Stability AI has been a key player in the artificial intelligence (AI) image generator space thanks to its open-source Stable Diffusion models, which set the bar for quality, customization, and speed. Now, the company is adding to its family of models with its most advanced text-to-image generator yet.

On Wednesday, Stability AI launched Stable Diffusion 3 Medium, which the company claims is its "most sophisticated" image generation model. The two-billion-parameter model boasts several upgrades from its predecessors, resulting in higher-quality generations.

For example, the new model can overcome typically difficult tasks for image generators, including generating photorealistic images (even of hands and faces) and accurate text without artifacts or spelling errors. It can also adhere to complex prompts and understand spatial relationships, as seen in the image below.
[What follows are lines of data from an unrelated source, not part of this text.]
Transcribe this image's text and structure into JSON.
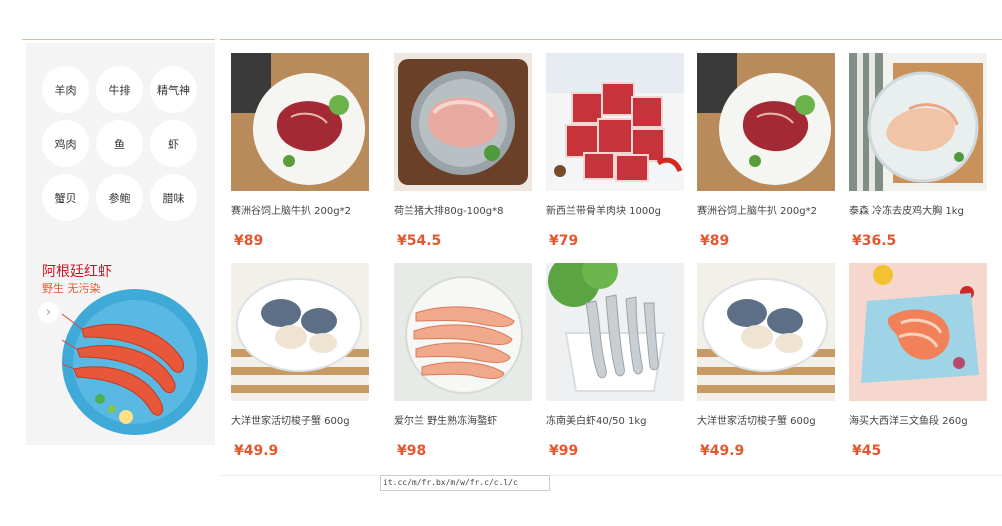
{
  "sidebar": {
    "categories": [
      "羊肉",
      "牛排",
      "精气神",
      "鸡肉",
      "鱼",
      "虾",
      "蟹贝",
      "参鲍",
      "腊味"
    ],
    "promo": {
      "title": "阿根廷红虾",
      "subtitle": "野生 无污染",
      "arrow": "›"
    }
  },
  "products": [
    {
      "title": "赛洲谷饲上脑牛扒 200g*2",
      "price": "¥89",
      "image": "beef-steak"
    },
    {
      "title": "荷兰猪大排80g-100g*8",
      "price": "¥54.5",
      "image": "pork-chop"
    },
    {
      "title": "新西兰带骨羊肉块 1000g",
      "price": "¥79",
      "image": "lamb-cubes"
    },
    {
      "title": "赛洲谷饲上脑牛扒 200g*2",
      "price": "¥89",
      "image": "beef-steak"
    },
    {
      "title": "泰森 冷冻去皮鸡大胸 1kg",
      "price": "¥36.5",
      "image": "chicken-breast"
    },
    {
      "title": "大洋世家活切梭子蟹 600g",
      "price": "¥49.9",
      "image": "crab"
    },
    {
      "title": "爱尔兰 野生熟冻海螯虾",
      "price": "¥98",
      "image": "langoustine"
    },
    {
      "title": "冻南美白虾40/50 1kg",
      "price": "¥99",
      "image": "white-shrimp"
    },
    {
      "title": "大洋世家活切梭子蟹 600g",
      "price": "¥49.9",
      "image": "crab"
    },
    {
      "title": "海买大西洋三文鱼段 260g",
      "price": "¥45",
      "image": "salmon"
    }
  ],
  "status_url": "it.cc/m/fr.bx/m/w/fr.c/c.l/c"
}
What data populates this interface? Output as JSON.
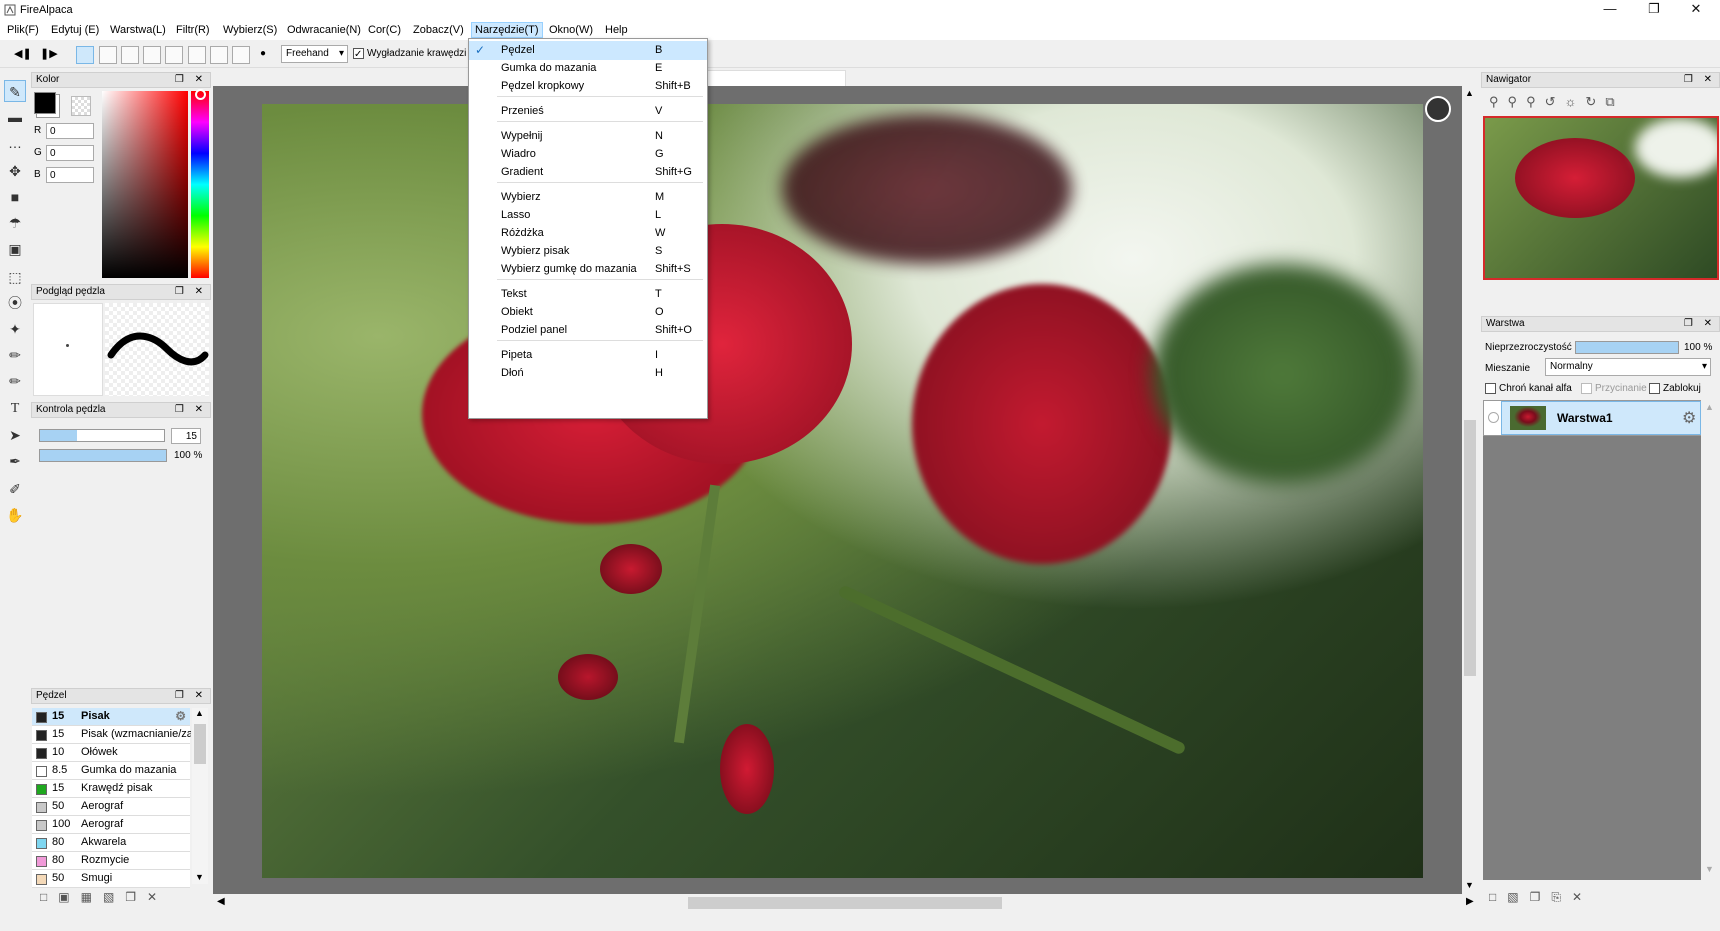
{
  "app": {
    "title": "FireAlpaca"
  },
  "menubar": [
    "Plik(F)",
    "Edytuj (E)",
    "Warstwa(L)",
    "Filtr(R)",
    "Wybierz(S)",
    "Odwracanie(N)",
    "Cor(C)",
    "Zobacz(V)",
    "Narzędzie(T)",
    "Okno(W)",
    "Help"
  ],
  "toolbar": {
    "mode_select": "Freehand",
    "antialias_label": "Wygładzanie krawędzi"
  },
  "dropdown": {
    "items": [
      {
        "label": "Pędzel",
        "shortcut": "B",
        "checked": true
      },
      {
        "label": "Gumka do mazania",
        "shortcut": "E"
      },
      {
        "label": "Pędzel kropkowy",
        "shortcut": "Shift+B"
      },
      {
        "label": "Przenieś",
        "shortcut": "V"
      },
      {
        "label": "Wypełnij",
        "shortcut": "N"
      },
      {
        "label": "Wiadro",
        "shortcut": "G"
      },
      {
        "label": "Gradient",
        "shortcut": "Shift+G"
      },
      {
        "label": "Wybierz",
        "shortcut": "M"
      },
      {
        "label": "Lasso",
        "shortcut": "L"
      },
      {
        "label": "Różdżka",
        "shortcut": "W"
      },
      {
        "label": "Wybierz pisak",
        "shortcut": "S"
      },
      {
        "label": "Wybierz gumkę do mazania",
        "shortcut": "Shift+S"
      },
      {
        "label": "Tekst",
        "shortcut": "T"
      },
      {
        "label": "Obiekt",
        "shortcut": "O"
      },
      {
        "label": "Podziel panel",
        "shortcut": "Shift+O"
      },
      {
        "label": "Pipeta",
        "shortcut": "I"
      },
      {
        "label": "Dłoń",
        "shortcut": "H"
      }
    ]
  },
  "color_panel": {
    "title": "Kolor",
    "r_label": "R",
    "g_label": "G",
    "b_label": "B",
    "r": "0",
    "g": "0",
    "b": "0",
    "fg_color": "#000000"
  },
  "brush_preview": {
    "title": "Podgląd pędzla"
  },
  "brush_control": {
    "title": "Kontrola pędzla",
    "size": "15",
    "size_fraction": 0.3,
    "opacity": "100 %",
    "opacity_fraction": 1.0
  },
  "brush_panel": {
    "title": "Pędzel",
    "items": [
      {
        "size": "15",
        "name": "Pisak",
        "color": "#222222",
        "selected": true
      },
      {
        "size": "15",
        "name": "Pisak (wzmacnianie/zanikanie)",
        "color": "#222222"
      },
      {
        "size": "10",
        "name": "Ołówek",
        "color": "#222222"
      },
      {
        "size": "8.5",
        "name": "Gumka do mazania",
        "color": "#ffffff"
      },
      {
        "size": "15",
        "name": "Krawędź pisak",
        "color": "#1fa81f"
      },
      {
        "size": "50",
        "name": "Aerograf",
        "color": "#c8c8c8"
      },
      {
        "size": "100",
        "name": "Aerograf",
        "color": "#c8c8c8"
      },
      {
        "size": "80",
        "name": "Akwarela",
        "color": "#7fd6f0"
      },
      {
        "size": "80",
        "name": "Rozmycie",
        "color": "#f09ad8"
      },
      {
        "size": "50",
        "name": "Smugi",
        "color": "#f4d9b8"
      }
    ]
  },
  "navigator": {
    "title": "Nawigator"
  },
  "layer_panel": {
    "title": "Warstwa",
    "opacity_label": "Nieprzezroczystość",
    "opacity": "100 %",
    "opacity_fraction": 1.0,
    "blend_label": "Mieszanie",
    "blend": "Normalny",
    "protect_alpha": "Chroń kanał alfa",
    "clipping": "Przycinanie",
    "lock": "Zablokuj",
    "layers": [
      {
        "name": "Warstwa1"
      }
    ]
  }
}
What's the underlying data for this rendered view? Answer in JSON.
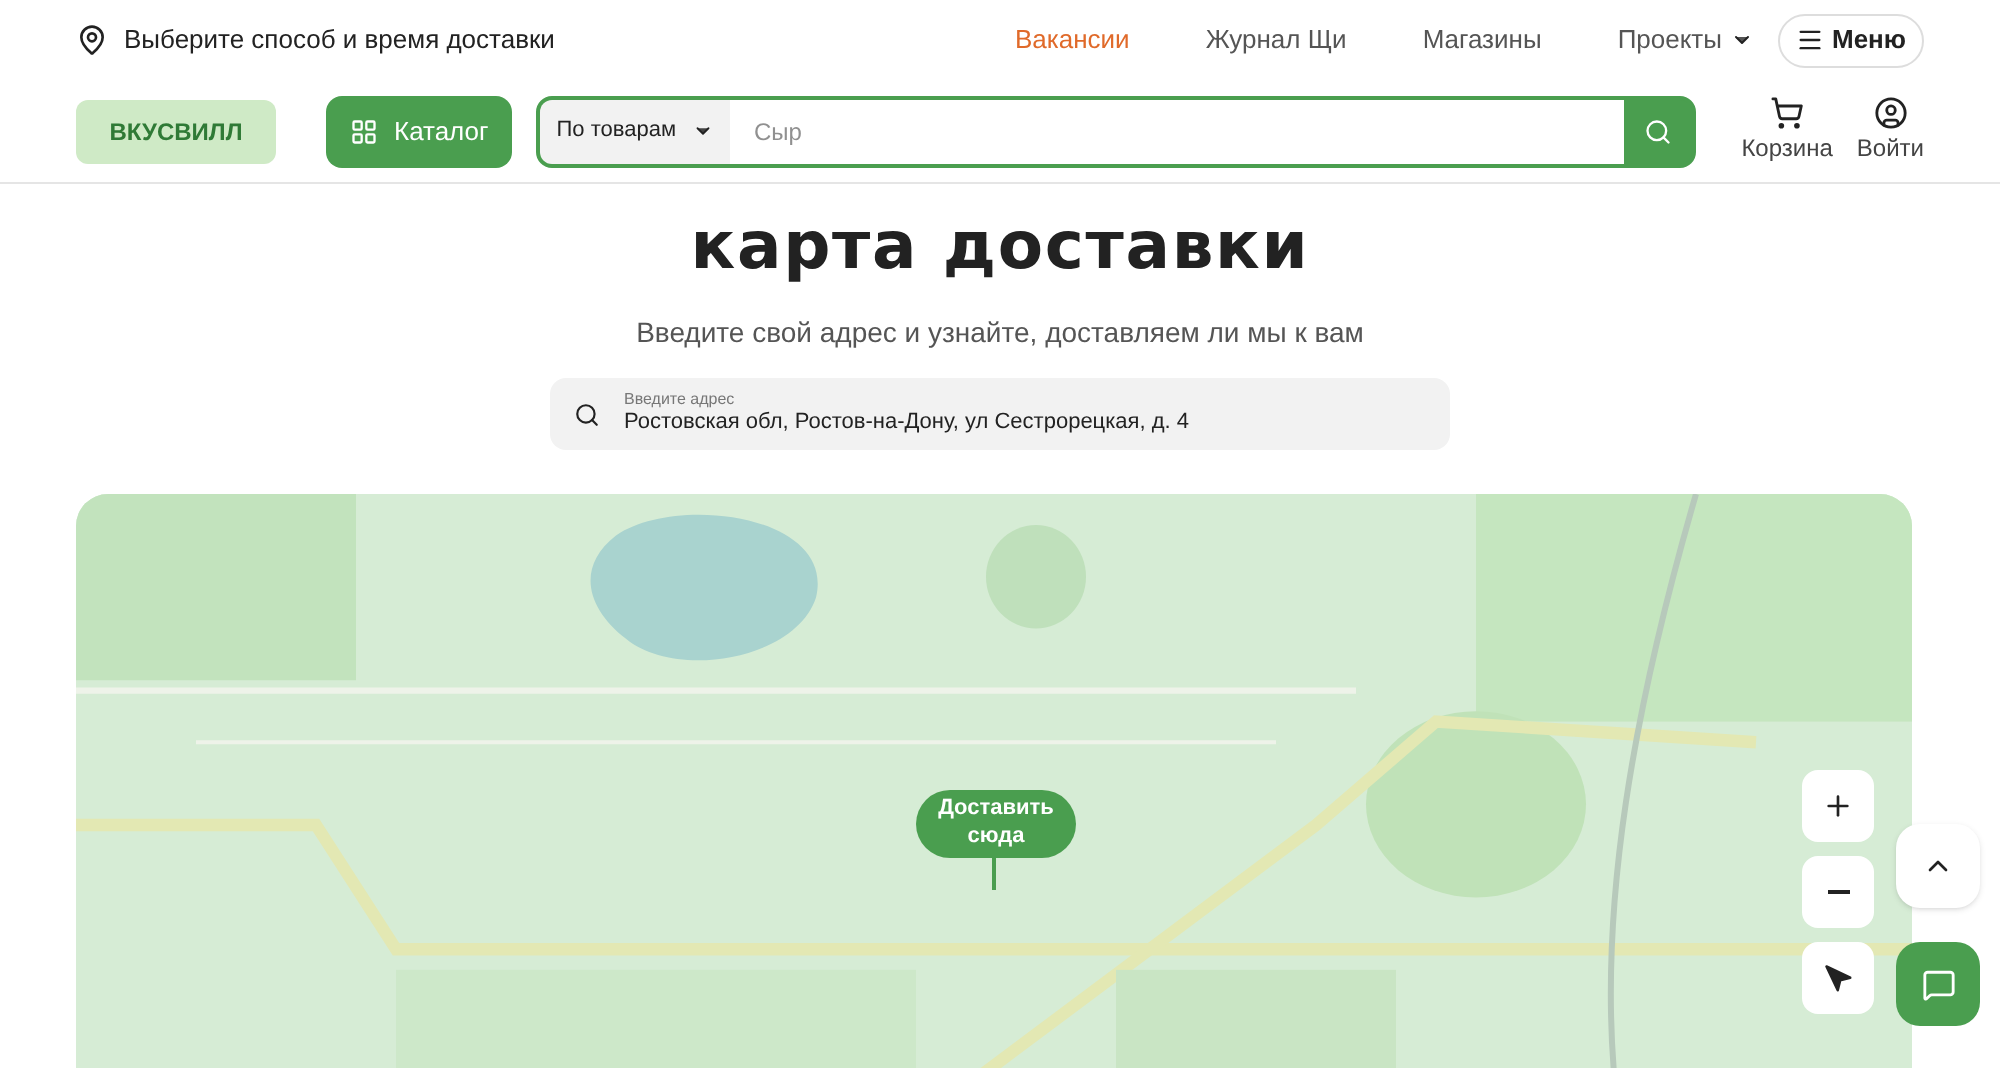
{
  "topbar": {
    "delivery_label": "Выберите способ и время доставки",
    "links": [
      {
        "label": "Вакансии",
        "highlighted": true
      },
      {
        "label": "Журнал Щи",
        "highlighted": false
      },
      {
        "label": "Магазины",
        "highlighted": false
      }
    ],
    "projects": "Проекты",
    "menu": "Меню"
  },
  "header": {
    "logo": "ВКУСВИЛЛ",
    "catalog": "Каталог",
    "search_scope": "По товарам",
    "search_placeholder": "Сыр",
    "cart": "Корзина",
    "login": "Войти"
  },
  "page": {
    "title": "карта доставки",
    "subtitle": "Введите свой адрес и узнайте, доставляем ли мы к вам",
    "address_label": "Введите адрес",
    "address_value": "Ростовская обл, Ростов-на-Дону, ул Сестрорецкая, д. 4"
  },
  "map": {
    "kind": "picture",
    "pin_label": "Доставить сюда"
  }
}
According to the company, Stable Diffusion 3 Medium is a smaller model, making it a good candidate for running on both individual computing systems and enterprise-tier GPUs. Stability AI added that the model is also ideal for customization due to its ability to gather "nuanced details from small datasets."

Stable Diffusion 3 Medium's weights remain open-sourced and accessible to all users with a free non-commercial license via Hugging Face. Those interested in using the commercial model are encouraged to contact Stability AI for licensing information.

Stable Diffusion 3 Medium is available on Stability AI's API, Stable Assistant, the company's chatbot, and Discord via Stable Artisan.